| I think you might be suffering from a little bit of bias concerning your own comfort with written english with regard to the general population's comfort with written english. I had a high school teacher (algebra II), my favorite coincidentally, who was actually functionally illiterate. He knew some words, and had a solid understanding of the alphabet, but ask him to parse a sentence or god forbid an essay, and he was completely lost. He was a native born american, english as only language, and simply could not interact with the written language. If he could have written (in 2009) "give 20 question test for week 1 algebra II student with answer guide" he'd have gotten (based on the prompt I just submitted): Week 1 — Algebra II: 20 Practice Questions Simplify: 3(x + 4) − 2(2x − 5).
Solve for x: 5x − 7 = 2x + 11.
Solve: 2(x − 3) = 3(x + 1).
Solve and check: (x/4) + 5 = 11.
Factor: x^2 + 5x + 6.
Factor: 4x^2 − 9.
Factor completely: x^2 − 6x + 9.
Multiply and simplify: (2x − 3)(x + 4).
Expand: (x + 2)^2.
Solve quadratic by factoring: x^2 − x − 12 = 0.
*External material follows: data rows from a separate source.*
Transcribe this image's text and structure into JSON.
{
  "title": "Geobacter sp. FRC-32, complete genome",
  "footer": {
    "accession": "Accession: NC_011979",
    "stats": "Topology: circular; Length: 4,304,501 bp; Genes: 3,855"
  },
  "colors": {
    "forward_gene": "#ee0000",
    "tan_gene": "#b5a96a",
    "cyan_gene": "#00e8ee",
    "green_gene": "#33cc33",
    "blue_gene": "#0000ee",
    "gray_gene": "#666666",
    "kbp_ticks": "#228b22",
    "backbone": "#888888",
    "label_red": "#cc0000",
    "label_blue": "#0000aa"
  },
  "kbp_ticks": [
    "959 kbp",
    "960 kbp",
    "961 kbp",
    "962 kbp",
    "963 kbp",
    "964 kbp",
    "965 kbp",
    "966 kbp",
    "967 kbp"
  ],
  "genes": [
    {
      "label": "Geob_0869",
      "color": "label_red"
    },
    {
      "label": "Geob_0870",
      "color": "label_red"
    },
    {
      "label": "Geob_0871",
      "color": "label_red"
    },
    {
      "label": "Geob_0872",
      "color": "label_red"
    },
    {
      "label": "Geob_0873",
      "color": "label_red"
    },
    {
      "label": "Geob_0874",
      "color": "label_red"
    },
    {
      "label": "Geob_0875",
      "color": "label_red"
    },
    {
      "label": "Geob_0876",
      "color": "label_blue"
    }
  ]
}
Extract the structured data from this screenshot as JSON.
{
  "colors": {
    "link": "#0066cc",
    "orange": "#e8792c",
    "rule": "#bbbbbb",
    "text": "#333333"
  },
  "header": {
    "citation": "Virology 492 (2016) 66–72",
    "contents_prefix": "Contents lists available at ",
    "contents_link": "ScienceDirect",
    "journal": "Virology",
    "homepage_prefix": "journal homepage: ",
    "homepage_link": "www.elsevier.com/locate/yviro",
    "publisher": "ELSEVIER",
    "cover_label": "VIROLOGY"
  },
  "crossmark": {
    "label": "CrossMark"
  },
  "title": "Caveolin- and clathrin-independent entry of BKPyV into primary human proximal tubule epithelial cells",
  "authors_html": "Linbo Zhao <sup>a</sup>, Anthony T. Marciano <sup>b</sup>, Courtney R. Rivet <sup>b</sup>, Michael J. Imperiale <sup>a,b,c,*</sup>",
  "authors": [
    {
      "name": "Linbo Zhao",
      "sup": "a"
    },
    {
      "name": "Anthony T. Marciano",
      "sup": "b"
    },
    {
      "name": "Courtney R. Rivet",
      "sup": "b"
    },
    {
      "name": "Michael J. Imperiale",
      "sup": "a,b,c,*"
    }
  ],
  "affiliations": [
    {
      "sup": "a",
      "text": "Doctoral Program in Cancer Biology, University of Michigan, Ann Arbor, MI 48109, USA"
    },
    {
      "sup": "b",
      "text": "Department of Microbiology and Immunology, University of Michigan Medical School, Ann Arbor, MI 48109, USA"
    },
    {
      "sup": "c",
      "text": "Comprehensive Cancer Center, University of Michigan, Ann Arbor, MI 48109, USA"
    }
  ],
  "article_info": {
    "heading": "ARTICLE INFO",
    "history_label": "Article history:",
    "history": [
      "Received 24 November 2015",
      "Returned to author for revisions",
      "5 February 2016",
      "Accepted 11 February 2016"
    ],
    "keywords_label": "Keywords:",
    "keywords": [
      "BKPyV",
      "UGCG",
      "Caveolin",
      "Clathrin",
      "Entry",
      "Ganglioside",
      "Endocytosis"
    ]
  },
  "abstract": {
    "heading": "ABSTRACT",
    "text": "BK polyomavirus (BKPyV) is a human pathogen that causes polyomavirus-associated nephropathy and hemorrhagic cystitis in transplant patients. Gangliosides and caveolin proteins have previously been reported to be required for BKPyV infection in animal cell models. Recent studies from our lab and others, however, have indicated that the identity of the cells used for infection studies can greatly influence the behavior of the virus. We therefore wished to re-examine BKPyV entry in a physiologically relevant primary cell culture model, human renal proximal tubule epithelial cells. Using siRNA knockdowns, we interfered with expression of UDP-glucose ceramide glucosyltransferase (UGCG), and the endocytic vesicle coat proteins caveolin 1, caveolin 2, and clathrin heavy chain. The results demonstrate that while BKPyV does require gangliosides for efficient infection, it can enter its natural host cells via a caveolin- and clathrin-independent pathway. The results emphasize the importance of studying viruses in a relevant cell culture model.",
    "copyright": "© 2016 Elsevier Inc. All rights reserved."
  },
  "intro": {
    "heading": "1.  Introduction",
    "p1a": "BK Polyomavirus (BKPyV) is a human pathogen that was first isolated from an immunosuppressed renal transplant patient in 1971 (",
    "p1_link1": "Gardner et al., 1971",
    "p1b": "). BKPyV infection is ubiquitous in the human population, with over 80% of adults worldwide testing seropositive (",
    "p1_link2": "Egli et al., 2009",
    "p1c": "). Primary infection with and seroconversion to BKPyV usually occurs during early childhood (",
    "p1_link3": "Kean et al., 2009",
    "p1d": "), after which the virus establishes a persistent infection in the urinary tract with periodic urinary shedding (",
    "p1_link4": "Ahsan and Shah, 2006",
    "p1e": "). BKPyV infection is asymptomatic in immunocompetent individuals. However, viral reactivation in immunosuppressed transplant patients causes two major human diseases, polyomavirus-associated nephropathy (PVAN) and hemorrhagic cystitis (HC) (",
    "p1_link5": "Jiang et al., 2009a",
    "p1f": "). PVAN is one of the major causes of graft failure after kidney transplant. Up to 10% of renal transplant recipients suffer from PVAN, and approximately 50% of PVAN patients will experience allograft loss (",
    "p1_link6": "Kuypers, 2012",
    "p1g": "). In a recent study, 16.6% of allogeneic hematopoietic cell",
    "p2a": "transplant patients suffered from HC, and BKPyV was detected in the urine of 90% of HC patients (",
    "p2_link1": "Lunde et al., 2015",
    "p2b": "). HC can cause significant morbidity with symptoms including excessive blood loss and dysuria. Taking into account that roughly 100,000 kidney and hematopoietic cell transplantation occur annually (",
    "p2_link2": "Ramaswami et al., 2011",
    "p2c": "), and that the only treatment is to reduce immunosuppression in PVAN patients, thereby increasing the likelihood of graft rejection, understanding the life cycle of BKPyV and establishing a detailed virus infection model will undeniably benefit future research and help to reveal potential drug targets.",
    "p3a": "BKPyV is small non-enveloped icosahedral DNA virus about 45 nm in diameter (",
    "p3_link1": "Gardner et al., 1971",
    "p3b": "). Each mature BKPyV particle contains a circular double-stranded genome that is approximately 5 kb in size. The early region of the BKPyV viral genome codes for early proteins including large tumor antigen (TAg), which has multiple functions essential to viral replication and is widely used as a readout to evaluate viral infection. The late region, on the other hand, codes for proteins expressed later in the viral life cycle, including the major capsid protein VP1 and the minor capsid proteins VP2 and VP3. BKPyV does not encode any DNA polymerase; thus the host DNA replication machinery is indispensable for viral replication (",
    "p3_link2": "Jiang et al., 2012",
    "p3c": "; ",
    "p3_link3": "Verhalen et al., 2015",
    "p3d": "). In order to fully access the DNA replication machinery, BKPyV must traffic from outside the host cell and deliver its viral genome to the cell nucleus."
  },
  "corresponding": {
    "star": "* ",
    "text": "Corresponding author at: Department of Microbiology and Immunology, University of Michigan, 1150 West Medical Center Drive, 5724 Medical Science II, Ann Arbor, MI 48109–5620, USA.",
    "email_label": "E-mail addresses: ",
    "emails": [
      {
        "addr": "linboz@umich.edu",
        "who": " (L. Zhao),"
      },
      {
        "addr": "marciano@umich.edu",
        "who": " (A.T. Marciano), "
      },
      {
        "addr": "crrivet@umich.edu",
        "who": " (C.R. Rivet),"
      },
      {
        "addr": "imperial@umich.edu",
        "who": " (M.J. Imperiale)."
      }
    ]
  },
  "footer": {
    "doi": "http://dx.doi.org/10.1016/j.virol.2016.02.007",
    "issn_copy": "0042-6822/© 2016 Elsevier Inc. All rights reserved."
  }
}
Use the quadratic formula to solve: x^2 + 4x + 1 = 0.
Simplify: (3x^2y)(2xy^3).
Simplify: (x^5)/(x^2).
Solve for x: 2^(x+1) = 16.
Evaluate: f(x) = 2x^2 − 3x + 1; find f(2).
Write equation of a line in slope-intercept form with slope 3 and y-intercept −2.
Find slope of the line through points (1, 4) and (5, −2).
Solve the system by substitution: y = 2x + 1 and 3x − y = 4.
Solve the system by elimination: 2x + 3y = 7 and 4x − 3y = 5.
Simplify and write in simplest radical form: sqrt(50).
Answer Key 3x + 12 − 4x + 10 = −x + 22
5x − 2x = 11 + 7 → 3x = 18 → x = 6
2x − 6 = 3x + 3 → −6 − 3 = x → x = −9
x/4 = 6 → x = 24
(x + 2)(x + 3)
(2x − 3)(2x + 3)
(x − 3)^2
2x^2 + 8x − 3x − 12 = 2x^2 + 5x − 12
x^2 + 4x + 4
(x − 4)(x + 3) = 0 → x = 4 or x = −3
x = [−4 ± sqrt(16 − 4)]/2 = [−4 ± sqrt(12)]/2 = [−4 ± 2√3]/2 = −2 ± √3
6x^3y^4
x^3 (assuming x ≠ 0)
2^(x+1) = 16 = 2^4 → x + 1 = 4 → x = 3
f(2) = 2(4) − 3(2) + 1 = 8 − 6 + 1 = 3
y = 3x − 2
slope = (−2 − 4)/(5 − 1) = (−6)/4 = −3/2
Substitute y: 3x − (2x + 1) = 4 → 3x − 2x − 1 = 4 → x = 5 → y = 2(5)+1 = 11
Add equations: (2x+3y)+(4x−3y)=7+5 → 6x = 12 → x = 2. Then 2(2)+3y=7 → 4+3y=7 → 3y=3 → y=1
sqrt(50) = sqrt(25·2) = 5√2
I'm sure there are many more accesibility stories surrounding these fancy auto-completes. |
(edit: I’m not going to resist)
> If he could have written (in 2009) "give 20 question test for week 1 algebra II student with answer guide"
Is the “could” here just about AI not existing back then, or does “could not interact with the written language” imply that he could not have written this prompt? Why would he need the output, given that most of it is math? (If we assume he can speech-to-text the prompt, why can’t he do the same for other writing?) If the level of writing of “Write equation of a line in slope-intercept form with slope 3 and y-intercept −2” is the challenge, is he able to read it? What if the output is wrong – who’s going to verify it? Are you presenting this as a good thing? How did/would he grade handwritten written-answer questions?